17 Nisan 2017 Pazartesi

Kütüphane ve Siyaset

Başlığı görünce “Ne alaka?” diyeceksiniz belki. Ama çok alakası var. Bu yazı herhangi bir siyasi ideolojiyi desteklemiyor. Veya hiç birisi ile alakalı görüş bildirmiyor. Bu yazı kütüphanelerin, kitap deposu olmadığının bir başka kanıtı olmayı amaçlıyor. Çok uzun olmayacak kısa ve net olacak bu yazı.

Daha önce ki yazımda da söylediğim gibi, kütüphane kültürü çocukluktan kazanılması veya kazandırılması gereken bir alışkanlık. Çünkü kütüphaneler sorumluluk bilincini geliştirir, adalet duygusuyla kişisel haklara saygı duymayı öğretir. Empati kurmayı ve paylaşmayı öğretir insana. Okumanın ne güzel olduğunu öğretir, öğretir ki insanlar okumadıkları hiçbir şeyin altına imza atmasın. Öğretir ki, insanlar neden evet, neden hayır dediğini bilsin. Oy kullanırken o oyu nasıl kullanması gerektiğini, hata yaparsa sonuçlarının ne olacağını bilsin.

Siyasi bir lider veya parti mensubu olursa çocukluğundan beri kütüphane kullanmayı bilen birisi, nasıl siyaset yapması gerektiğini, adaletli olası gerektiğini bilir. Sorumluluklarının farkındadır. Hayat sadece derslere girmekle öğrenilmez.

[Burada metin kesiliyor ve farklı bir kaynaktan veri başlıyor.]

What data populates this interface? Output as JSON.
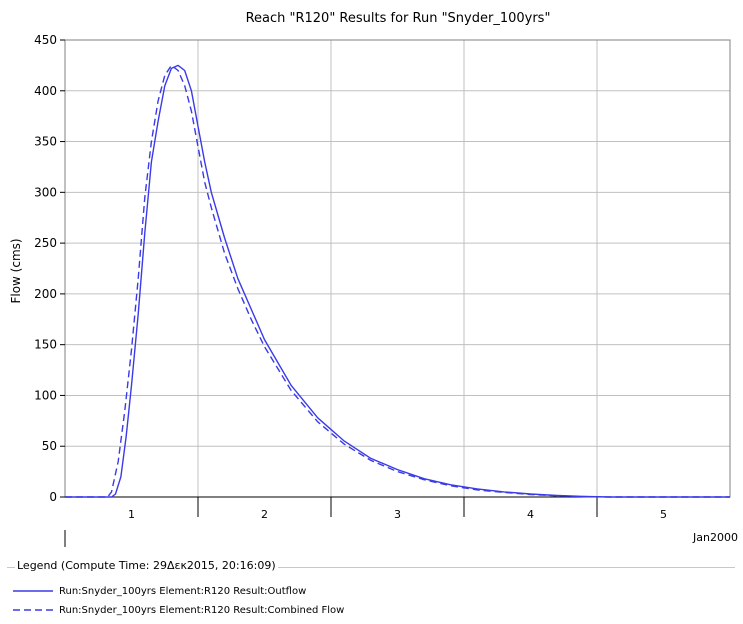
{
  "chart_data": {
    "type": "line",
    "title": "Reach \"R120\" Results for Run \"Snyder_100yrs\"",
    "ylabel": "Flow (cms)",
    "xlabel": "",
    "ylim": [
      0,
      450
    ],
    "xlim": [
      0.5,
      5.5
    ],
    "yticks": [
      0,
      50,
      100,
      150,
      200,
      250,
      300,
      350,
      400,
      450
    ],
    "x_gridlines": [
      1.5,
      2.5,
      3.5,
      4.5
    ],
    "x_day_labels": [
      {
        "label": "1",
        "x": 1
      },
      {
        "label": "2",
        "x": 2
      },
      {
        "label": "3",
        "x": 3
      },
      {
        "label": "4",
        "x": 4
      },
      {
        "label": "5",
        "x": 5
      }
    ],
    "x_period_label": "Jan2000",
    "grid": true,
    "series": [
      {
        "name": "Run:Snyder_100yrs Element:R120 Result:Outflow",
        "color": "#3a3ae8",
        "dash": "solid",
        "x": [
          0.5,
          0.75,
          0.85,
          0.88,
          0.92,
          0.96,
          1.0,
          1.05,
          1.1,
          1.15,
          1.2,
          1.25,
          1.3,
          1.35,
          1.4,
          1.45,
          1.5,
          1.55,
          1.6,
          1.7,
          1.8,
          1.9,
          2.0,
          2.2,
          2.4,
          2.6,
          2.8,
          3.0,
          3.2,
          3.4,
          3.6,
          3.8,
          4.0,
          4.2,
          4.4,
          4.6,
          5.0,
          5.5
        ],
        "y": [
          0,
          0,
          0,
          3,
          20,
          60,
          110,
          180,
          260,
          330,
          370,
          405,
          422,
          425,
          420,
          400,
          365,
          330,
          300,
          255,
          215,
          185,
          155,
          110,
          78,
          55,
          38,
          27,
          18,
          12,
          8,
          5,
          3,
          1.5,
          0.5,
          0,
          0,
          0
        ]
      },
      {
        "name": "Run:Snyder_100yrs Element:R120 Result:Combined Flow",
        "color": "#3a3ae8",
        "dash": "dashed",
        "x": [
          0.5,
          0.75,
          0.82,
          0.85,
          0.9,
          0.95,
          1.0,
          1.05,
          1.1,
          1.15,
          1.2,
          1.25,
          1.3,
          1.35,
          1.4,
          1.45,
          1.5,
          1.55,
          1.6,
          1.7,
          1.8,
          1.9,
          2.0,
          2.2,
          2.4,
          2.6,
          2.8,
          3.0,
          3.2,
          3.4,
          3.6,
          3.8,
          4.0,
          4.2,
          4.4,
          4.6,
          5.0,
          5.5
        ],
        "y": [
          0,
          0,
          0,
          5,
          35,
          85,
          145,
          215,
          295,
          350,
          390,
          415,
          425,
          420,
          405,
          380,
          345,
          310,
          285,
          240,
          205,
          175,
          148,
          105,
          74,
          52,
          36,
          25,
          17,
          11,
          7,
          4.5,
          2.5,
          1.2,
          0.4,
          0,
          0,
          0
        ]
      }
    ],
    "legend_placement": "bottom"
  },
  "legend": {
    "title": "Legend (Compute Time: 29Δεκ2015, 20:16:09)",
    "items": [
      {
        "label": "Run:Snyder_100yrs Element:R120 Result:Outflow"
      },
      {
        "label": "Run:Snyder_100yrs Element:R120 Result:Combined Flow"
      }
    ]
  }
}
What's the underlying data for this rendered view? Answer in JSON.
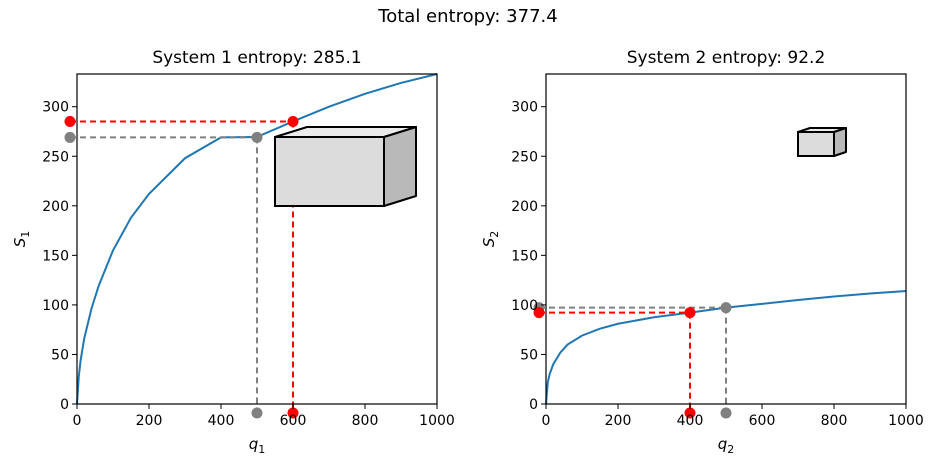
{
  "figure": {
    "suptitle": "Total entropy: 377.4"
  },
  "chart_data": [
    {
      "type": "line",
      "title": "System 1 entropy: 285.1",
      "xlabel": "q",
      "xlabel_sub": "1",
      "ylabel": "S",
      "ylabel_sub": "1",
      "xlim": [
        0,
        1000
      ],
      "ylim": [
        0,
        333
      ],
      "xticks": [
        0,
        200,
        400,
        600,
        800,
        1000
      ],
      "yticks": [
        0,
        50,
        100,
        150,
        200,
        250,
        300
      ],
      "grid": false,
      "curve": {
        "color": "#1f77b4",
        "x": [
          0,
          5,
          10,
          20,
          40,
          60,
          100,
          150,
          200,
          300,
          400,
          500,
          600,
          700,
          800,
          900,
          1000
        ],
        "y": [
          0,
          28,
          44,
          66,
          96,
          119,
          155,
          188,
          212,
          248,
          269,
          269.5,
          285.1,
          300,
          313,
          324,
          333
        ]
      },
      "markers": [
        {
          "name": "previous",
          "color": "#808080",
          "x": 500,
          "y": 269
        },
        {
          "name": "current",
          "color": "#ff0000",
          "x": 600,
          "y": 285.1
        }
      ],
      "box_icon": "large-box"
    },
    {
      "type": "line",
      "title": "System 2 entropy: 92.2",
      "xlabel": "q",
      "xlabel_sub": "2",
      "ylabel": "S",
      "ylabel_sub": "2",
      "xlim": [
        0,
        1000
      ],
      "ylim": [
        0,
        333
      ],
      "xticks": [
        0,
        200,
        400,
        600,
        800,
        1000
      ],
      "yticks": [
        0,
        50,
        100,
        150,
        200,
        250,
        300
      ],
      "grid": false,
      "curve": {
        "color": "#1f77b4",
        "x": [
          0,
          5,
          10,
          20,
          40,
          60,
          100,
          150,
          200,
          300,
          400,
          500,
          600,
          700,
          800,
          900,
          1000
        ],
        "y": [
          0,
          22,
          30,
          40,
          52,
          60,
          69,
          76,
          81,
          87.5,
          92.2,
          97.2,
          101,
          105,
          108.5,
          111.5,
          114
        ]
      },
      "markers": [
        {
          "name": "previous",
          "color": "#808080",
          "x": 500,
          "y": 97.2
        },
        {
          "name": "current",
          "color": "#ff0000",
          "x": 400,
          "y": 92.2
        }
      ],
      "box_icon": "small-box"
    }
  ]
}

Kütüphaneden bir kitap aldığında, o kitabın iade tarihini takip etmeyi, o kitabı geciktirirse başka insanları mağdur edebileceğini, kaybederse ceza ödeyeceğini öğrenir. Bir kitaba ihtiyaç duyduğunda, anne-babasına emir vermek yerine, gidip kütüphaneden emeği ile bulabileceğini, kullanıp tekrar bırakabileceğini öğrenir. Kütüphanede ders çalışırken sessiz olması gerektiğini, çevresinde ki insanlara saygı duyması gerektiğini öğrenir. Sosyalleşir ve doğru iletişim kurmayı öğrenir. Böylece siyasetin birbirinin açığını aramak değil, Ülkenin geleceği için politika üretmek olduğunu anlar.

Çok kütüphane kullanan birisi, çok okur. Çok okuyan birisi konuşmayı ve hitap etmeyi öğrenir. Nerede nasıl konuşacağını, kime ne şekilde davranacağını bilir. Sertliğini nezaketiyle süsler ki söylediği ve yaptığı dayak yemekten beter eder.

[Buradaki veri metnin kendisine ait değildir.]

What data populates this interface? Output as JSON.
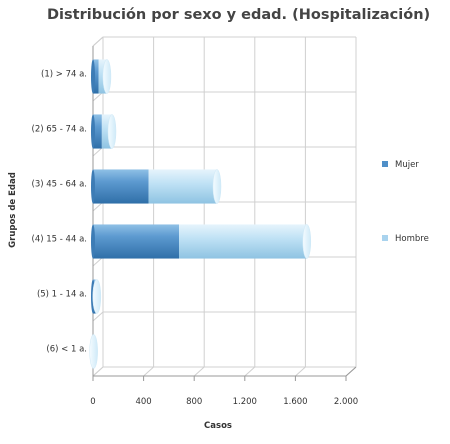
{
  "chart_data": {
    "type": "bar",
    "orientation": "horizontal",
    "stacked": true,
    "title": "Distribución por sexo y edad. (Hospitalización)",
    "xlabel": "Casos",
    "ylabel": "Grupos de Edad",
    "categories": [
      "(1) > 74 a.",
      "(2) 65 - 74 a.",
      "(3) 45 - 64 a.",
      "(4) 15 - 44 a.",
      "(5) 1 - 14 a.",
      "(6) < 1 a."
    ],
    "series": [
      {
        "name": "Mujer",
        "values": [
          45,
          70,
          440,
          680,
          20,
          0
        ]
      },
      {
        "name": "Hombre",
        "values": [
          65,
          80,
          540,
          1010,
          10,
          5
        ]
      }
    ],
    "xlim": [
      0,
      2000
    ],
    "xticks": [
      "0",
      "400",
      "800",
      "1.200",
      "1.600",
      "2.000"
    ],
    "grid": true,
    "legend_position": "right",
    "colors": {
      "Mujer": "#4f8fc8",
      "Hombre": "#a9d3ee"
    }
  }
}
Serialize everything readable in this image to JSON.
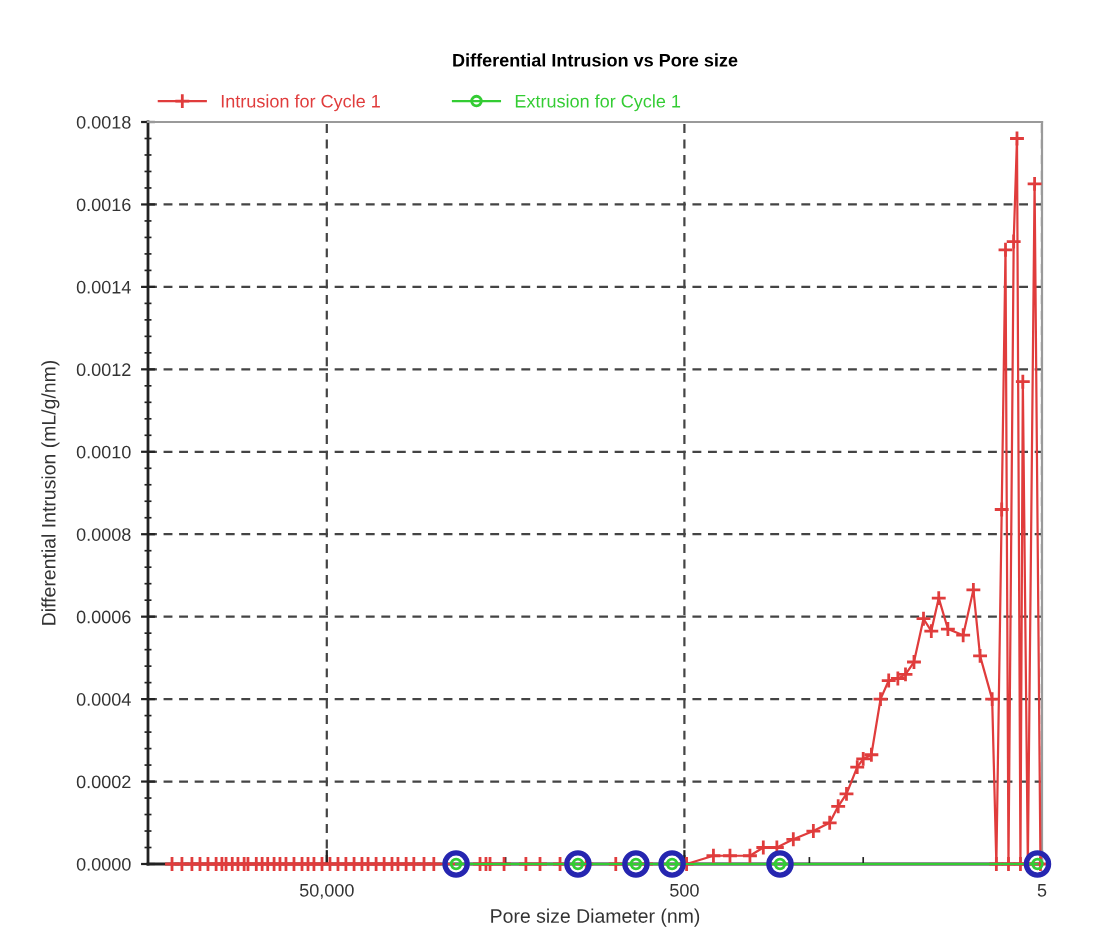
{
  "chart_data": {
    "type": "line",
    "title": "Differential Intrusion vs Pore size",
    "xlabel": "Pore size Diameter (nm)",
    "ylabel": "Differential Intrusion (mL/g/nm)",
    "log": "x",
    "xlim": [
      500000,
      5
    ],
    "xticks": [
      {
        "value": 50000,
        "label": "50,000"
      },
      {
        "value": 5000,
        "label": null
      },
      500,
      {
        "value": 100,
        "label": null
      },
      {
        "value": 50,
        "label": null
      },
      5
    ],
    "ylim": [
      0,
      0.0018
    ],
    "yticks": [
      {
        "value": 0,
        "label": "0.0000"
      },
      0.0002,
      0.0004,
      0.0006,
      0.0008,
      {
        "value": 0.001,
        "label": "0.0010"
      },
      0.0012,
      0.0014,
      0.0016,
      0.0018,
      {
        "value": 4e-05,
        "label": null
      },
      {
        "value": 8e-05,
        "label": null
      },
      {
        "value": 0.00012,
        "label": null
      },
      {
        "value": 0.00016,
        "label": null
      },
      {
        "value": 0.00024,
        "label": null
      },
      {
        "value": 0.00028,
        "label": null
      },
      {
        "value": 0.00032,
        "label": null
      },
      {
        "value": 0.00036,
        "label": null
      },
      {
        "value": 0.00044,
        "label": null
      },
      {
        "value": 0.00048,
        "label": null
      },
      {
        "value": 0.00052,
        "label": null
      },
      {
        "value": 0.00056,
        "label": null
      },
      {
        "value": 0.00064,
        "label": null
      },
      {
        "value": 0.00068,
        "label": null
      },
      {
        "value": 0.00072,
        "label": null
      },
      {
        "value": 0.00076,
        "label": null
      },
      {
        "value": 0.00084,
        "label": null
      },
      {
        "value": 0.00088,
        "label": null
      },
      {
        "value": 0.00092,
        "label": null
      },
      {
        "value": 0.00096,
        "label": null
      },
      {
        "value": 0.00104,
        "label": null
      },
      {
        "value": 0.00108,
        "label": null
      },
      {
        "value": 0.00112,
        "label": null
      },
      {
        "value": 0.00116,
        "label": null
      },
      {
        "value": 0.00124,
        "label": null
      },
      {
        "value": 0.00128,
        "label": null
      },
      {
        "value": 0.00132,
        "label": null
      },
      {
        "value": 0.00136,
        "label": null
      },
      {
        "value": 0.00144,
        "label": null
      },
      {
        "value": 0.00148,
        "label": null
      },
      {
        "value": 0.00152,
        "label": null
      },
      {
        "value": 0.00156,
        "label": null
      },
      {
        "value": 0.00164,
        "label": null
      },
      {
        "value": 0.00168,
        "label": null
      },
      {
        "value": 0.00172,
        "label": null
      },
      {
        "value": 0.00176,
        "label": null
      }
    ],
    "grid": true,
    "legend": "top left",
    "line_style": "solid",
    "series": [
      {
        "name": "Intrusion for Cycle 1",
        "color": "#e03c3c",
        "marker": "cross",
        "x": [
          367000,
          323000,
          284000,
          256000,
          231000,
          208000,
          193000,
          183000,
          169000,
          157000,
          145000,
          138000,
          124000,
          115000,
          107000,
          98600,
          91400,
          84600,
          76300,
          68800,
          63700,
          59000,
          53200,
          48000,
          43300,
          39100,
          35200,
          31800,
          29400,
          26500,
          23900,
          21600,
          20000,
          18000,
          16300,
          14300,
          12600,
          6950,
          6440,
          6110,
          5100,
          3850,
          3210,
          2480,
          1770,
          1210,
          820,
          486,
          344,
          278,
          215,
          181,
          152,
          123,
          95,
          77,
          69,
          62,
          54,
          50,
          45,
          40,
          36,
          32,
          29,
          26,
          23,
          20.8,
          18.9,
          16.8,
          13.8,
          12.1,
          11.1,
          9.5,
          9.0,
          8.4,
          8.0,
          7.7,
          7.2,
          6.9,
          6.6,
          6.4,
          6.0,
          5.5,
          5.1
        ],
        "values": [
          0,
          0,
          0,
          0,
          0,
          0,
          0,
          0,
          0,
          0,
          0,
          0,
          0,
          0,
          0,
          0,
          0,
          0,
          0,
          0,
          0,
          0,
          0,
          0,
          0,
          0,
          0,
          0,
          0,
          0,
          0,
          0,
          0,
          0,
          0,
          0,
          0,
          0,
          0,
          0,
          0,
          0,
          0,
          0,
          0,
          0,
          0,
          0,
          2e-05,
          2e-05,
          2e-05,
          4e-05,
          4e-05,
          6e-05,
          8e-05,
          0.0001,
          0.00014,
          0.00017,
          0.000235,
          0.000255,
          0.000265,
          0.0004,
          0.000445,
          0.00045,
          0.00046,
          0.00049,
          0.000595,
          0.000565,
          0.000645,
          0.00057,
          0.000555,
          0.000665,
          0.000505,
          0.0004,
          0,
          0.00086,
          0.00149,
          0,
          0.00151,
          0.00176,
          0,
          0.00117,
          0,
          0.00165,
          0
        ]
      },
      {
        "name": "Extrusion for Cycle 1",
        "color": "#33cc33",
        "marker": "circle",
        "x": [
          9460,
          1970,
          933,
          586,
          146,
          5.3
        ],
        "values": [
          0,
          0,
          0,
          0,
          0,
          0
        ]
      },
      {
        "color": "#2626b0",
        "type": "scatter",
        "marker": "circle",
        "x": [
          9460,
          1970,
          933,
          586,
          146,
          5.3
        ],
        "values": [
          0,
          0,
          0,
          0,
          0,
          0
        ]
      }
    ]
  }
}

Sözün özü, kütüphanede siyaseti değil, insanca yaşamaya dair ipuçlarını öğrenirsiniz. Gelin, biz buradayız. Gelecek nesiller için, kütüphanelerin tozlu kitaplarla dolu depolar olmadığını görmek için, ufkunuzu açmak için, çocuklarınızı dünyanın kötü yüzünden korumak için, haydi, kalkın ve evinize en yakın kütüphaneye gidin. Göreceksiniz harikalar diyarı nasıl bir yermiş…

Kitapla ve mutlulukla kalmanız dileğimle,
Sevgi ve saygılarımı sunarım. 

13 Nisan 2017 Perşembe

Anaokulundan Üniversiteye Kütüphane Kültürü

Küçücük çocuklara ne gerek var canım bu kadar büyük kütüphaneye! Bacak kadar çocuklar kitaptan ne anlar! Anlar efendim anlar! Siz çocuklarınıza kitap okumayı öğretmezseniz, teşvik etmezseniz, çocuğunuz büyüdüğünde “benim çocuğun neden hiç ders çalışmıyor?!” diye çok dert yanarsınız.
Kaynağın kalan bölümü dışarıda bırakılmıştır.